Actively disengaged employees spend considerable energy hurting coworkers and poisoning workplaces. They need dysfunction to survive. Complaining without constructive solutions is their primary mode of communication. Gossiping and bullying are their tactics. They seek to divide the team and make others feel unsafe. This is how they establish and maintain their power. Most teammates are unwilling to suffer the consequences of confronting them.
Surprisingly, toxic employees often leave on their own when team culture no longer tolerates bad behavior. In today’s economy, few workplaces can afford to waste energy or resources on managing broken people. When leadership empowers employees to hold others accountable to mission and values, the fuel for dysfunction gradually disappears. Eventually, employees who thrive on disengagement need to go elsewhere to get their emotional needs met.

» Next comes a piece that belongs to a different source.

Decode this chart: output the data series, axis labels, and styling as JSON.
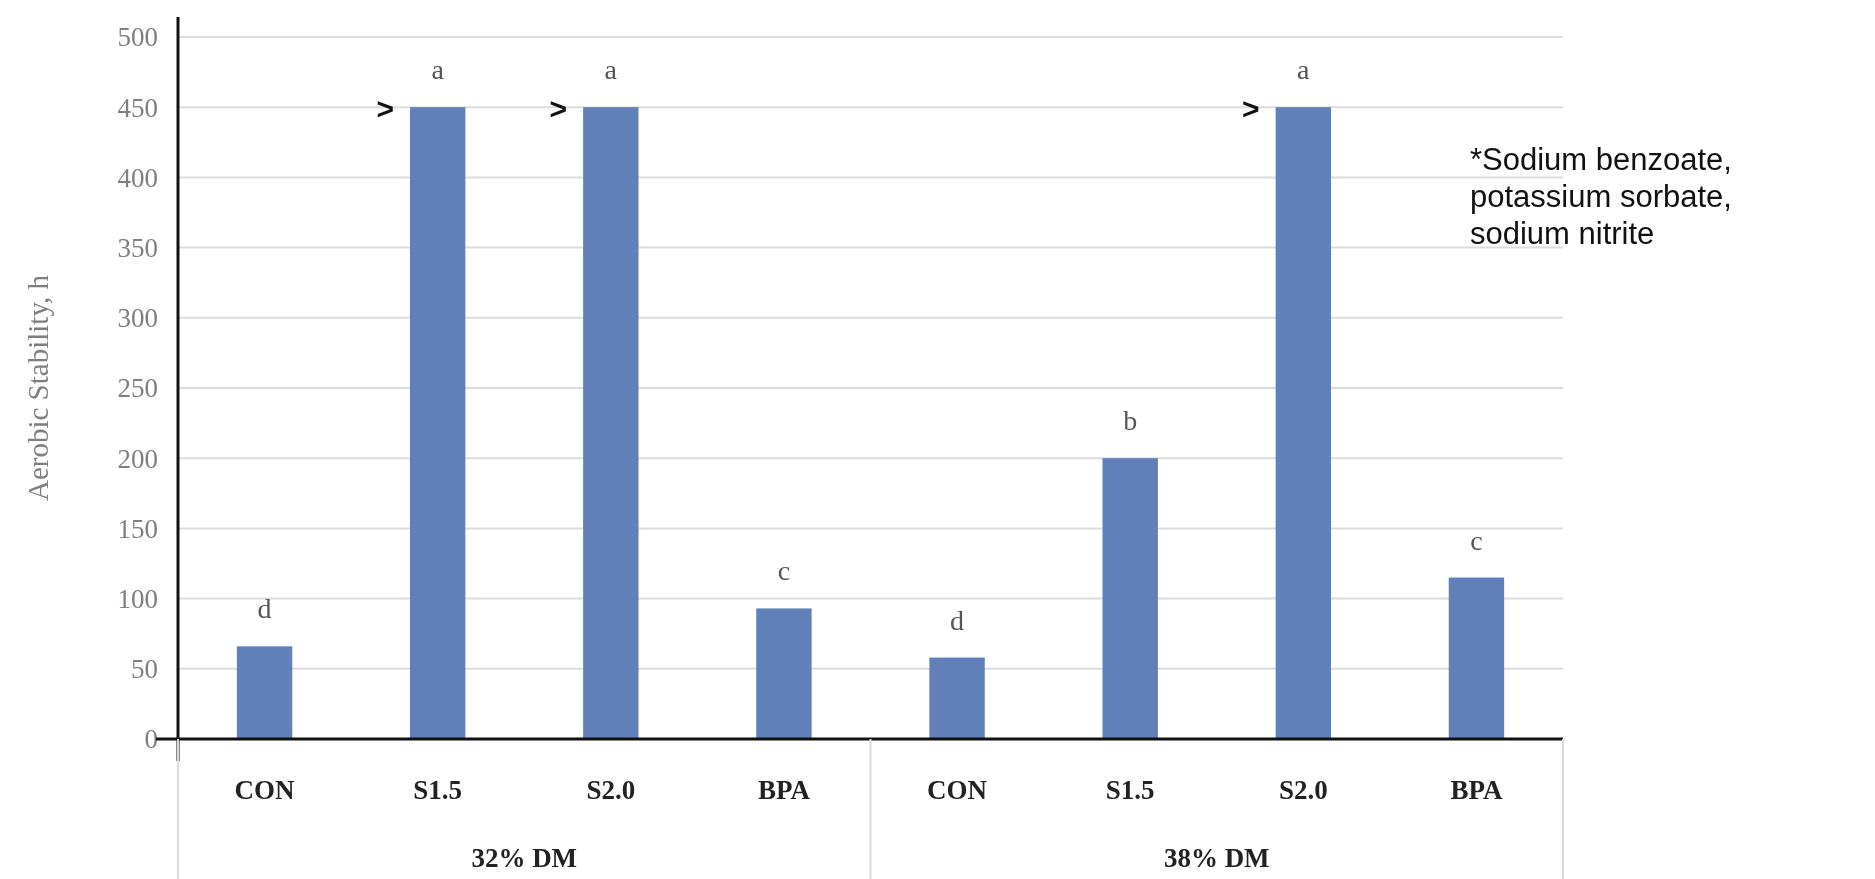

If an employee’s psychological foundation for self-esteem requires making others feel small, a workplace culture devoted to respect and professionalism no longer feeds their fragile ego. Poisonous people seek poisonous environments. Let them go.
Many workplace problems solve themselves when a team commits to behavior-based values and a culture of accountability. Top performers are only valuable when they aren’t sucking the life out of their teammates. Because we’re human, occasional broken interactions are inevitable. Normalizing them, however, is unhealthy. What you tolerate, you sanction.